Iván esperó.
No escribió. No llamó. Solo esperó.
Cada día una esperanza nueva, cada noche un cierre silencioso.
Hasta que el supermercado cerró definitivamente.
Sin ceremonia. Sin aviso.
Un cartel en la puerta. “Cerrado por reformas”.
Mentira.
Y ahí estaba él, en su último turno, viendo cómo desmontaban las góndolas.
Todo lo que conocía se iba desarmando como un rompecabezas hecho a medias.
Esa noche, volvió caminando.
Pasó por la esquina donde Lucía solía esperarlo. Vacía.
Por el café donde compartieron la primera risa. Cerrado.
Todo estaba diciéndole lo mismo: esto terminó.

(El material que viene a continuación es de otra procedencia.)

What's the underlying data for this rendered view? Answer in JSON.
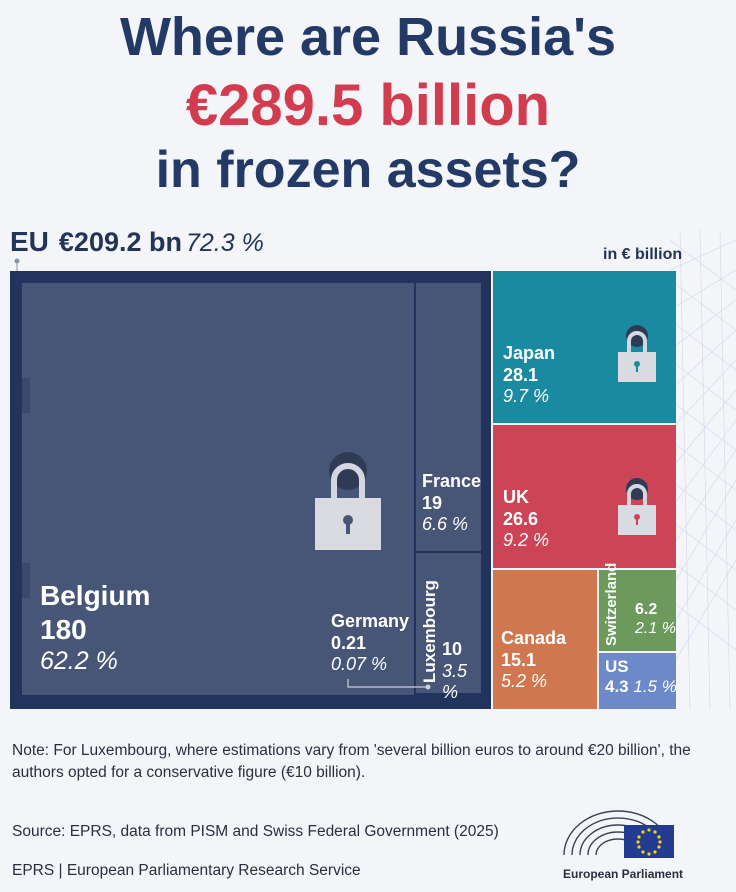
{
  "title": {
    "line1": "Where are Russia's",
    "line2": "€289.5 billion",
    "line3": "in frozen assets?"
  },
  "eu_summary": {
    "label": "EU",
    "amount": "€209.2 bn",
    "share": "72.3 %"
  },
  "unit_label": "in € billion",
  "chart_data": {
    "type": "treemap",
    "total": 289.5,
    "groups": [
      {
        "name": "EU",
        "value": 209.2,
        "share": "72.3 %",
        "items": [
          {
            "name": "Belgium",
            "value": 180,
            "value_label": "180",
            "share": "62.2 %"
          },
          {
            "name": "France",
            "value": 19,
            "value_label": "19",
            "share": "6.6 %"
          },
          {
            "name": "Luxembourg",
            "value": 10,
            "value_label": "10",
            "share": "3.5 %"
          },
          {
            "name": "Germany",
            "value": 0.21,
            "value_label": "0.21",
            "share": "0.07 %"
          }
        ]
      },
      {
        "name": "",
        "items": [
          {
            "name": "Japan",
            "value": 28.1,
            "value_label": "28.1",
            "share": "9.7 %"
          },
          {
            "name": "UK",
            "value": 26.6,
            "value_label": "26.6",
            "share": "9.2 %"
          },
          {
            "name": "Canada",
            "value": 15.1,
            "value_label": "15.1",
            "share": "5.2 %"
          },
          {
            "name": "Switzerland",
            "value": 6.2,
            "value_label": "6.2",
            "share": "2.1 %"
          },
          {
            "name": "US",
            "value": 4.3,
            "value_label": "4.3",
            "share": "1.5 %"
          }
        ]
      }
    ]
  },
  "colors": {
    "eu_border": "#22335d",
    "eu_fill": "#475676",
    "japan": "#1a8aa0",
    "uk": "#cb4557",
    "canada": "#d0774f",
    "switzerland": "#6b9a5c",
    "us": "#6c8ac8",
    "title_red": "#d23c4f",
    "title_blue": "#243a66"
  },
  "note": "Note: For Luxembourg, where estimations vary from 'several billion euros to around €20 billion', the authors opted for a conservative figure (€10 billion).",
  "source": "Source: EPRS, data from PISM and Swiss Federal Government (2025)",
  "footer": "EPRS | European Parliamentary Research Service",
  "logo": {
    "icon": "european-parliament-logo",
    "label": "European Parliament"
  }
}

Pero entonces, un mensaje.
Un audio.
De ella.
“No sé qué estoy haciendo, Iván. Pensé que alejarme me daría respuestas… pero solo tengo más preguntas. ¿Vos… todavía me pensás?”
Y él respiró.
Largo.
Como si volviera el aire.
Como si pudiera responderle con el pecho en lugar del celular.
“Sí. Te pienso. Pero ya no quiero vivir esperando. Si volvés, que sea para quedarte. Si no… no me mandes nada más.”
Le dio enviar.
Se quedó quieto.
Esperó.
Dos minutos.
Cinco.
Diez.
Nada.
Apagó el celular.
Se levantó.
Caminó.
No sabía si la respuesta vendría.
No sabía si era un crédito…
…o una despedida.
Pero por primera vez en semanas, caminaba sin mirar atrás.